BIOS stands for basic input/output system. The BIOS is firmware that's built into the motherboard that is responsible to initializes the computer's hardware as the computer is being booted. After successful boot it then searches for a boot device such as an optical drive i.e. CD/DVD ROM or a storage drive i.e. Hard Disk or SSD to boot an operating system. When computer is turned on the computer performs a P.O.S.T (power-on self-test) procedure which is executed by the BIOS to tests the computer to make sure all the requirements are met and the hardware is working correctly before starting the operating system.

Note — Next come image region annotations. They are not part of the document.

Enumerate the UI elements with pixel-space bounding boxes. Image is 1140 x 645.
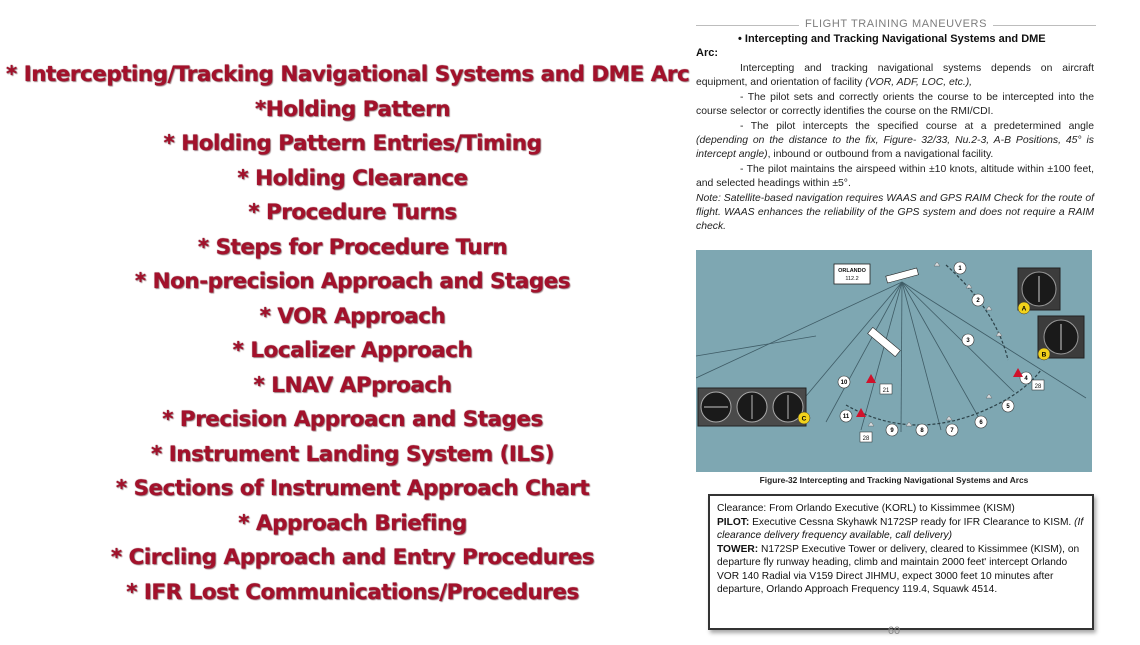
waypoint-label: 8 <box>920 428 924 434</box>
paragraph-italic: (depending on the distance to the fix, Figure- 32/33, Nu.2-3, A-B Positions, 45° is intercept angle) <box>696 135 1094 161</box>
waypoint-label: 3 <box>966 338 970 344</box>
topic-list <box>0 58 705 610</box>
topic-item: * Procedure Turns <box>248 200 457 225</box>
pilot-italic: (If clearance delivery frequency available, call delivery) <box>717 516 1084 541</box>
waypoint-label: 7 <box>950 428 954 434</box>
waypoint-label: 6 <box>979 420 983 426</box>
topic-item: *Holding Pattern <box>254 96 451 122</box>
topic-item: * LNAV APproach <box>253 372 452 398</box>
figure-diagram <box>696 250 1092 472</box>
tower-label: TOWER: <box>717 543 759 555</box>
pilot-line <box>717 516 1085 543</box>
topic-item: * Intercepting/Tracking Navigational Systems and DME Arc <box>6 62 690 87</box>
waypoint-label: 10 <box>840 380 848 386</box>
running-head-title: FLIGHT TRAINING MANEUVERS <box>799 18 993 30</box>
instrument-a <box>1018 268 1060 314</box>
topic-item: * Circling Approach and Entry Procedures <box>110 545 595 570</box>
paragraph <box>696 163 1094 192</box>
topic-item: * Approach Briefing <box>238 510 467 536</box>
paragraph-text: , inbound or outbound from a navigational facility. <box>767 149 994 161</box>
tower-line <box>717 543 1085 597</box>
topic-item: * Instrument Landing System (ILS) <box>151 441 554 467</box>
running-head <box>696 18 1096 32</box>
paragraph-text: - The pilot sets and correctly orients the course to be intercepted into the course selector or correctly identifies the course on the RMI/CDI. <box>696 91 1094 118</box>
note: Note: Satellite-based navigation requires WAAS and GPS RAIM Check for the route of flight. WAAS enhances the reliability of the GPS system and does not require a RAIM check. <box>696 192 1094 233</box>
waypoint-label: 2 <box>976 298 980 304</box>
paragraph-italic: (VOR, ADF, LOC, etc.), <box>865 77 973 89</box>
section-title-line2: Arc: <box>696 47 719 59</box>
navigation-figure <box>696 250 1092 472</box>
waypoint-label: 9 <box>890 428 894 434</box>
topic-item: * VOR Approach <box>259 303 446 329</box>
vor-info-box <box>834 264 870 284</box>
instrument-c <box>698 388 810 426</box>
paragraph <box>696 62 1094 91</box>
paragraph-text: - The pilot intercepts the specified course at a predetermined angle <box>740 120 1094 132</box>
waypoint-label: 1 <box>958 266 962 272</box>
topic-item: * Holding Pattern Entries/Timing <box>163 131 542 156</box>
topic-item: * Sections of Instrument Approach Chart <box>115 476 590 501</box>
book-page <box>696 14 1098 642</box>
waypoint-label: 4 <box>1024 376 1028 382</box>
instrument-label: B <box>1041 351 1047 359</box>
fix-label: 28 <box>1034 384 1042 390</box>
topic-item: * Localizer Approach <box>232 338 473 363</box>
paragraph <box>696 91 1094 120</box>
instrument-label: C <box>801 415 807 423</box>
instrument-b <box>1038 316 1084 360</box>
paragraph <box>696 120 1094 163</box>
pilot-text: Executive Cessna Skyhawk N172SP ready for IFR Clearance to KISM. <box>749 516 1075 528</box>
instrument-label: A <box>1021 305 1027 313</box>
fix-label: 21 <box>882 388 890 394</box>
section-title-line1: • Intercepting and Tracking Navigational Systems and DME <box>738 33 1046 45</box>
page-number: 60 <box>887 625 901 637</box>
clearance-line: Clearance: From Orlando Executive (KORL) to Kissimmee (KISM) <box>717 503 1015 514</box>
waypoint-label: 11 <box>842 414 850 420</box>
body-text <box>696 62 1094 235</box>
topic-item: * Holding Clearance <box>237 165 468 191</box>
pilot-label: PILOT: <box>717 516 750 528</box>
topic-item: * Non-precision Approach and Stages <box>134 269 571 294</box>
paragraph-text: - The pilot maintains the airspeed within ±10 knots, altitude within ±100 feet, and selected headings within ±5°. <box>696 163 1094 190</box>
clearance-box <box>708 494 1094 630</box>
tower-text: N172SP Executive Tower or delivery, cleared to Kissimmee (KISM), on departure fly runway heading, climb and maintain 2000 feet' intercept Orlando VOR 140 Radial via V159 Direct JIHMU, expect 3000 feet 10 minutes after departure, Orlando Approach Frequency 119.4, Squawk 4514. <box>717 543 1080 595</box>
paragraph-text: Intercepting and tracking navigational systems depends on aircraft equipment, and orientation of facility <box>696 63 1094 89</box>
vor-name: ORLANDO <box>838 268 866 274</box>
topic-item: * IFR Lost Communications/Procedures <box>126 579 579 605</box>
section-title <box>696 32 1096 60</box>
fix-label: 28 <box>862 436 870 442</box>
vor-frequency: 112.2 <box>845 276 859 282</box>
waypoint-label: 5 <box>1006 404 1010 410</box>
topic-item: * Steps for Procedure Turn <box>197 234 508 260</box>
topic-item: * Precision Approacn and Stages <box>162 407 543 432</box>
figure-caption: Figure-32 Intercepting and Tracking Navigational Systems and Arcs <box>759 475 1029 485</box>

If the test produce a short single beep, by the internal speaker, it signifies that the test is success and the booting process resumes normally. In case of a failure then there are no beeps or multiple beeps then that which signals the user to troubleshooting hardware issues. For example if the computer generates three long beeps then that could indicate a keyboard error or if the computer generates a continuous short beep then that could indicate a problem with a RAM module. This sequence varies vendor to vendor and manufacturers documentation provide a comprehensive instructions to pin point the issue. BIOS software is stored on the BIOS chip on the motherboard. it is a non-volatile chip which means that the contents of a chip are retained even after the power is turned off. BIOS software is persistent but its settings such as Boot order, date and time settings, Fan regulations stored in CMOS chip which a volatile piece of hardware present on the motherboard. To make the CMOS setting persist power is required which is provided by a battery, called the CMOS battery. The CMOS battery is a small button cell battery which can be seen on the surface of the motherboard and it's usually located on the bottom right hand corner and it's basically the same type of battery that is typically used in wrist watches. If the battery is removed and then reattached the BIOS will reset back to its default factory erasing any user defined settings .

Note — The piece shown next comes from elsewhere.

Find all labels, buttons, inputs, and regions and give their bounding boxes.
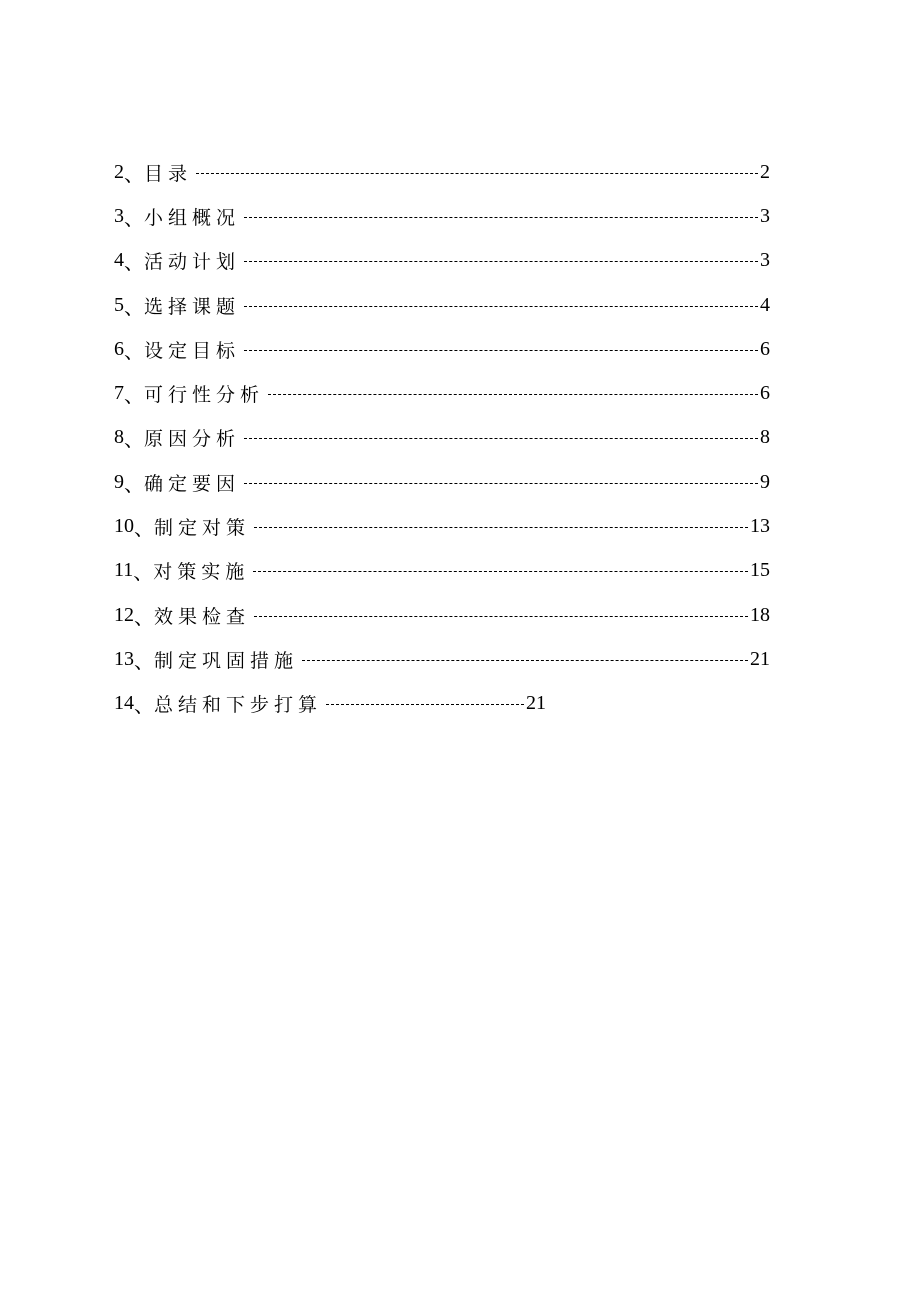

UEFI stands for unified extensible firmware interface now becoming standard in almost all new motherboards shipped. This newer type of BIOS i.e. UEFI has several advantages over the old BIOS and the first and most obvious just by looking at it is that it has a user-friendly graphical user interface that supports different colors and even animations whereas the old BIOS has your typical blue screen that resembles the windows blue screen of death (BSOD).

UEFI can also recognize larger storage drives up to 2 TB. It provides a pre-operating system environment which includes a networking support. On legacy hardware it provides backward compatibility. It has a built-in feature called secure boot which help stop loading any digitally unsigned or un-trusted drivers such as Rootkits.